Oertli D, Herzog U, Tondelli P
Allgemeinchirurgische Klinik, St. Claraspital Basel.
Schweiz Med Wochenschr. 1994 Jun 4;124(22):945-52.
Between January 1982 and December 1991, 232 consecutive patients (121 male, 111 female) with gastric adenocarcinoma were treated at our clinic. Resection of the tumors (resectability 73.7%) included lymphadenectomy of compartment I (D1 resection). The tumors were classified according to the Borrmann's and Laurén's criteria and according to the TNM system. 171 patients underwent resection of the tumor, 49 palliative surgery and 12 were treated nonsurgically. The operative morbidity in patients with resection and palliative operations was 20.5% and 10.2% respectively, and the mortality rate was 0.6% and 8.2% respectively. Follow-up data (median 6 years postoperatively) were available for 229 out of 232 patients (98.7%). After resection, the five year actuarial survival rate according to the method of Kaplan-Meier was 38.2%. The probability of survival increased to 47.5% after potentially curative resection. An univariate and a multivariate analysis by the proportional hazard model (Cox regression analysis) identified several significant prognostic parameters for survival (in order of their significance): tumor stage (TNM), N-stage, percentage of positive lymph node metastases among removed nodes, Borrmann criteria, T-stage, metastases in five and more lymph nodes, diameter of the tumor, serosal involvement, peritoneal and hepatic metastases, and patient's age. The following parameters did not have a prognostic value in our analysis: grading, Laurén classification, and localization of the tumor. We conclude that the identification of several prognostic factors allows us to estimate the probability of survival for each individual patient. In future these factors may influence decision-making on adjuvant treatment of gastric cancer.

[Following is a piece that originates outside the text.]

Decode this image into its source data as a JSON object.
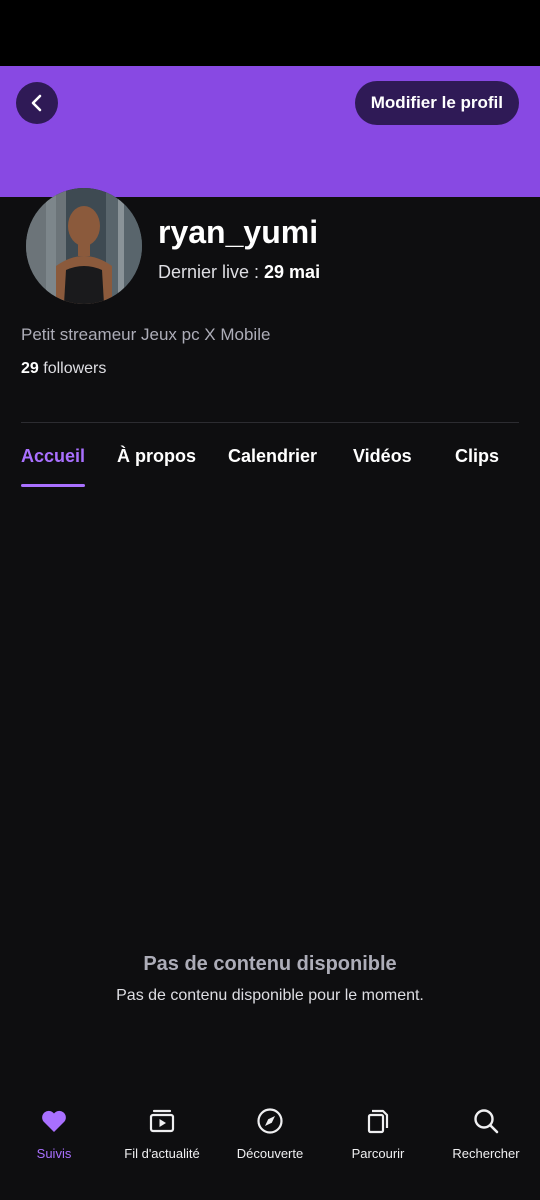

1982年1月至1991年12月期间,我院连续收治了232例胃腺癌患者(男性121例,女性111例)。肿瘤切除(可切除率73.7%)包括I站淋巴结清扫(D1切除)。肿瘤根据Borrmann和Laurén标准以及TNM系统进行分类。171例患者接受了肿瘤切除,49例行姑息性手术,12例接受非手术治疗。接受切除手术和姑息性手术患者的手术并发症发生率分别为20.5%和10.2%,死亡率分别为0.6%和8.2%。232例患者中有229例(98.7%)获得了随访数据(术后中位随访时间6年)。切除术后,根据Kaplan-Meier法计算的五年精算生存率为38.2%。潜在根治性切除术后生存率提高到47.5%。通过比例风险模型(Cox回归分析)进行的单因素和多因素分析确定了几个影响生存的重要预后参数(按重要性排序):肿瘤分期(TNM)、N分期、切除淋巴结中阳性淋巴结转移的百分比、Borrmann标准、T分期、五个及以上淋巴结转移、肿瘤直径、浆膜受累、腹膜和肝转移以及患者年龄。在我们的分析中,以下参数没有预后价值:分级、Laurén分类和肿瘤位置。我们得出结论,确定几个预后因素有助于我们估计每个患者的生存概率。未来,这些因素可能会影响胃癌辅助治疗的决策。